“拖下去,先打断腿。”
厉傕言简意賅,格外不耐,显得霸气侧漏。
整个人心神都放在受苦的言茉身上,显得焦急而心疼。
林鹿:不是,哥们!
你是一点程序都不走啊!
至少拿出证据来啊,直接就言行逼供啊?
直接虐杀?!
哟哟哟,不愧是暗夜帝王。
扫黑除恶怎么遗漏了你。
哦,忘了,没有扫黑除恶。
毕竟跺跺脚,世界经济都要震盪!
林鹿连忙说道:“先生,我真没下毒,牛奶瓶子就在床边,你去检验检验。”
“言茉小姐把玩骷髏头,我看那骷髏头都被什么虫子给蛀了小孔,可能是感染了。”
“先生,我怎么敢伤害言茉小姐啊!”
“先生啊,我死不足惜,但总要找到言茉小姐生病的原因。”
林鹿语速飞快,口齿清晰地说道。
生怕晚了一点,真就被狗啃了,或者塞麻袋里扔海里餵鱼。
厉傕闻言,眼神审视地打量著林鹿,她满脸焦急恐惧,脸色发白。
他示意旁边的医生 ,医生连忙拿了床边的杯子。
牛奶没喝完,还剩下一些。
厉傕声音轻飘飘,“如果牛奶里有什么,就剁了你,做玫瑰花肥。

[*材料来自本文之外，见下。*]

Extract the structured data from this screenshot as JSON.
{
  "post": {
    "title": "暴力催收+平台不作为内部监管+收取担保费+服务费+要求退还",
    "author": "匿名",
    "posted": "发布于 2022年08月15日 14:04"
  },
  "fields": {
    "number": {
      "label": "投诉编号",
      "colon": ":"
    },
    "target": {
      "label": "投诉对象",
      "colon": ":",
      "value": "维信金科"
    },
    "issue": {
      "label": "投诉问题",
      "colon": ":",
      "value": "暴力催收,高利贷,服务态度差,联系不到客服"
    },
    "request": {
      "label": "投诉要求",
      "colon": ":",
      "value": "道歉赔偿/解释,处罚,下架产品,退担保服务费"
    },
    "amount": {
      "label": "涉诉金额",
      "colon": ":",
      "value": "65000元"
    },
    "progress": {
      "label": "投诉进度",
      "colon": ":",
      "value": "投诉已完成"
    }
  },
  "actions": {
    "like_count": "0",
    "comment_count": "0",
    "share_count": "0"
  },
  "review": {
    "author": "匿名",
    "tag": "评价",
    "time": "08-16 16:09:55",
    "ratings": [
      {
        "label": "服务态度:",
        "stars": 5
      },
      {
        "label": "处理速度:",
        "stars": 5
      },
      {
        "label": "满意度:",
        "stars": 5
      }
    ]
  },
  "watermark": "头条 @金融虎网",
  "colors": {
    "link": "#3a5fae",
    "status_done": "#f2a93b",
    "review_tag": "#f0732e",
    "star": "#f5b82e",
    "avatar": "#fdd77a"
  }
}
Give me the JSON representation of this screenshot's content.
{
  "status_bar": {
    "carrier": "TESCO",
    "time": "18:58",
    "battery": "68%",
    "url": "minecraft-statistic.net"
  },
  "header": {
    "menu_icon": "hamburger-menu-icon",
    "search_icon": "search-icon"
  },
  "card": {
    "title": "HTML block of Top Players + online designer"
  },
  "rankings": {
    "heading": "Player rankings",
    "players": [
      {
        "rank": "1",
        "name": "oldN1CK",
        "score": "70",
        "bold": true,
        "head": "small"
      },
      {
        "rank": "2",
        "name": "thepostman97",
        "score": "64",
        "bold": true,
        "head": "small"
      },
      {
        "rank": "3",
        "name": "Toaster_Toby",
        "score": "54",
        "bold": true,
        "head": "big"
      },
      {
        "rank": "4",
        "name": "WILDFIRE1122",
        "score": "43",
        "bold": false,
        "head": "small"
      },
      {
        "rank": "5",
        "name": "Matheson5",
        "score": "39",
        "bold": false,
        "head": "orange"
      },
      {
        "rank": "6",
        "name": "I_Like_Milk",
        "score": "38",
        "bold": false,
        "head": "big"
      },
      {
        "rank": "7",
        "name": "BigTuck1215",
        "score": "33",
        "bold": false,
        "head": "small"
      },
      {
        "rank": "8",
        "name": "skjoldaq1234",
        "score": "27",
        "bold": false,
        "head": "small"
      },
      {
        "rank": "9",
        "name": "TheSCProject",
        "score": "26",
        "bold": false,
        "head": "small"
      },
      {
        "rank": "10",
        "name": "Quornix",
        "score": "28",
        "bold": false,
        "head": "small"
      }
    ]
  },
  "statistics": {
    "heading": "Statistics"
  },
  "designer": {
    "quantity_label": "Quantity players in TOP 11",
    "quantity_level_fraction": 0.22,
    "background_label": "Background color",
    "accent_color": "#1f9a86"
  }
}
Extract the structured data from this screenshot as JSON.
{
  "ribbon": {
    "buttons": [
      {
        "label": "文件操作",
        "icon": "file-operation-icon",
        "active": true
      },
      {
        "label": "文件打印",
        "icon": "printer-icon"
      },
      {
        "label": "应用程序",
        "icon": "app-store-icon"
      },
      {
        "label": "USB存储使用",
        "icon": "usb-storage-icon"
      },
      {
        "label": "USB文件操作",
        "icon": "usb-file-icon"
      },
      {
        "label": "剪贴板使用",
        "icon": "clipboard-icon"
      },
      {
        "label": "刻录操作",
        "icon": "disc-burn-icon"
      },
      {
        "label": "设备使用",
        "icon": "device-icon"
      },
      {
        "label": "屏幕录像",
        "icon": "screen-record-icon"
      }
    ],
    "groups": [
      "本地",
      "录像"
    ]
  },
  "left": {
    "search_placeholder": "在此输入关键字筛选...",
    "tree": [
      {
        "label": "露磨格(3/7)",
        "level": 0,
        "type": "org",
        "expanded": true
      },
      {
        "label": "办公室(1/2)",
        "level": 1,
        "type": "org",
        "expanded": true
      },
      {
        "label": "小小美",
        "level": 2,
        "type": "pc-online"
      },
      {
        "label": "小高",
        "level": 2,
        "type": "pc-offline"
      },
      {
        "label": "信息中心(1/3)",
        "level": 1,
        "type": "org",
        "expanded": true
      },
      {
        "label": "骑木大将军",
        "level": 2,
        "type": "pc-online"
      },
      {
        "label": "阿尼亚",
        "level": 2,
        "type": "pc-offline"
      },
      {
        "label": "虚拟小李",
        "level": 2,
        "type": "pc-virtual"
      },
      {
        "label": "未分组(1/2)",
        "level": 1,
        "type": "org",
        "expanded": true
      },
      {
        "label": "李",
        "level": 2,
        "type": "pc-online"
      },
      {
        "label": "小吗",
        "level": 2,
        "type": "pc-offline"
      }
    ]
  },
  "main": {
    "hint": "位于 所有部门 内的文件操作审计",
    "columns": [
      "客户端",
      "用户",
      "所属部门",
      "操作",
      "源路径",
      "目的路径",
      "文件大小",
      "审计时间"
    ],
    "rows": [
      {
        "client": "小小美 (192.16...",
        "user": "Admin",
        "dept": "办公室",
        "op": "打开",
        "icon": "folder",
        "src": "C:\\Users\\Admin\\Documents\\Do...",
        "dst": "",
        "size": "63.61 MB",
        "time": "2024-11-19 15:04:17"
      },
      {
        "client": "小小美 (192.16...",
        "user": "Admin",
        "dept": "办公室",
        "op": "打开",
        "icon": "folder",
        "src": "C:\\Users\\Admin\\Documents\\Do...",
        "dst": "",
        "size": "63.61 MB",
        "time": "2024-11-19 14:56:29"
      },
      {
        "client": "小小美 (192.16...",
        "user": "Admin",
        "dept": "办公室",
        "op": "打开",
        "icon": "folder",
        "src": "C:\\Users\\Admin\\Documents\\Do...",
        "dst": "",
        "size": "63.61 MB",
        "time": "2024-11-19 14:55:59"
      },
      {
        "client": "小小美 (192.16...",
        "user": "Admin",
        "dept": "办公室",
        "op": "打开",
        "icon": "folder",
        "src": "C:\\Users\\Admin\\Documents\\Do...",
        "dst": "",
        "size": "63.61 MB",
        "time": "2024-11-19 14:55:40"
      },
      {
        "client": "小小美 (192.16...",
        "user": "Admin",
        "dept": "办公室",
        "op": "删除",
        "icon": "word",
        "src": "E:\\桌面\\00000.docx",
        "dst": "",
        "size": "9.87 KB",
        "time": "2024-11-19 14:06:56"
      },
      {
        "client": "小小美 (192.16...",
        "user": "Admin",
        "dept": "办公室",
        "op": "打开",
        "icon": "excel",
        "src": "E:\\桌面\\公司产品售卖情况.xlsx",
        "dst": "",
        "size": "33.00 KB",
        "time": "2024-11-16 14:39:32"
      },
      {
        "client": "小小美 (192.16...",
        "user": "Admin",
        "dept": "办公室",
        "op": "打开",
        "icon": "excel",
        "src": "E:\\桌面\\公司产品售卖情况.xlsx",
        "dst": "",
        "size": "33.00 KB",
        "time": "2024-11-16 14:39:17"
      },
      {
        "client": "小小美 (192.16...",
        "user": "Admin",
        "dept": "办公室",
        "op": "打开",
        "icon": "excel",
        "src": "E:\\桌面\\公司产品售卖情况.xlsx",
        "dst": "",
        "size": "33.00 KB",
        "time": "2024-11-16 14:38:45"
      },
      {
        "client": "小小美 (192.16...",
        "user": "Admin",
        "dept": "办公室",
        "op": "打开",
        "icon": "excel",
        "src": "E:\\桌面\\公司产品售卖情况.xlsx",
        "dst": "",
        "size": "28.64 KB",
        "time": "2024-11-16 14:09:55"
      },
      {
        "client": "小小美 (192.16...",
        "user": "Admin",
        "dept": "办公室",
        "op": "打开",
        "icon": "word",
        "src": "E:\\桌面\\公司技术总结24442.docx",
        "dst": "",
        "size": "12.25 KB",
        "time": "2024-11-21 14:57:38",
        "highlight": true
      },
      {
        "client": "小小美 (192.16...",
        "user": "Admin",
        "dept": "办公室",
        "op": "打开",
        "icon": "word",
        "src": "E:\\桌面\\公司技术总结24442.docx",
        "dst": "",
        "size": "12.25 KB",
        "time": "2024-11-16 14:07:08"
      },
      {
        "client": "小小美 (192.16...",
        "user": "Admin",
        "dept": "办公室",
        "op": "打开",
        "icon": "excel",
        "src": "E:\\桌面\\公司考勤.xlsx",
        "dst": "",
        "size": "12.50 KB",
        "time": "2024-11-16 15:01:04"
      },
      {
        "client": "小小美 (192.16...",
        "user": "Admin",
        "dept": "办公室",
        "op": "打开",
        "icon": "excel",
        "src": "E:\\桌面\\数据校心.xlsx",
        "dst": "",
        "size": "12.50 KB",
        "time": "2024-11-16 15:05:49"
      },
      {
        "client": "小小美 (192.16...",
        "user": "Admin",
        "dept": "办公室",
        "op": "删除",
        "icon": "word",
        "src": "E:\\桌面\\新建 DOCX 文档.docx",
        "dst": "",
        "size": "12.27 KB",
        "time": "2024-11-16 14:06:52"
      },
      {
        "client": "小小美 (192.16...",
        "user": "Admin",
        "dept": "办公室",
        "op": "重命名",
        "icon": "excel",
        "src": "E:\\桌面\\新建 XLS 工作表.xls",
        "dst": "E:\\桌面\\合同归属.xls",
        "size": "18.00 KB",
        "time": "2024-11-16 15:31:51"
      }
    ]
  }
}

”
林鹿扯了扯嘴角,没说话,一脸惶恐低下头。
“咕嚕咕嚕……”
安静的房间里,能听见言茉肚子咕嚕肠鸣,言茉脸上隨之扭曲,呈现痛苦之色。
她挣扎著起来,就要往卫生间去。
但她人虚弱,光是让她从床上坐起来就耗费了很大的力气。
肚子太疼了,像有一只手在里面搅动,受不了了,她必须要厕所。
“小叔叔,小叔叔,我肚子好疼,去卫生间,去卫生间。”
言茉脸色苍白无比,额头冒冷汗,说话声音发抖。
厉傕连忙抱起言茉往卫生间去,並且进去之后,厉傕也没出卫生间。
林鹿:……
看著別人拉屎……
而且是嘰里咕嚕跟拉水似的……
这真是难以形容……
可能是习俗不同,我们拉屎不准么爸看。
厉傕再抱著言茉从卫生间里出来,言茉的脸色更白了,看著更虚弱了。
床边围著好几位白大褂。
“到底怎么回事,你们到底能不能看好。”厉傕把人放下,对医生厉声呵斥,大发雷霆。
“看不好就扒了你们一层皮,穿著白大褂治不好人,有什么用?”
他手指蜷缩,微微颤抖,阴沉悚然。
医生神色发怵,连忙说道:“言茉小姐腹泻不止,已经用了药,还没止住,用地下室的医疗设备进行全面检查。”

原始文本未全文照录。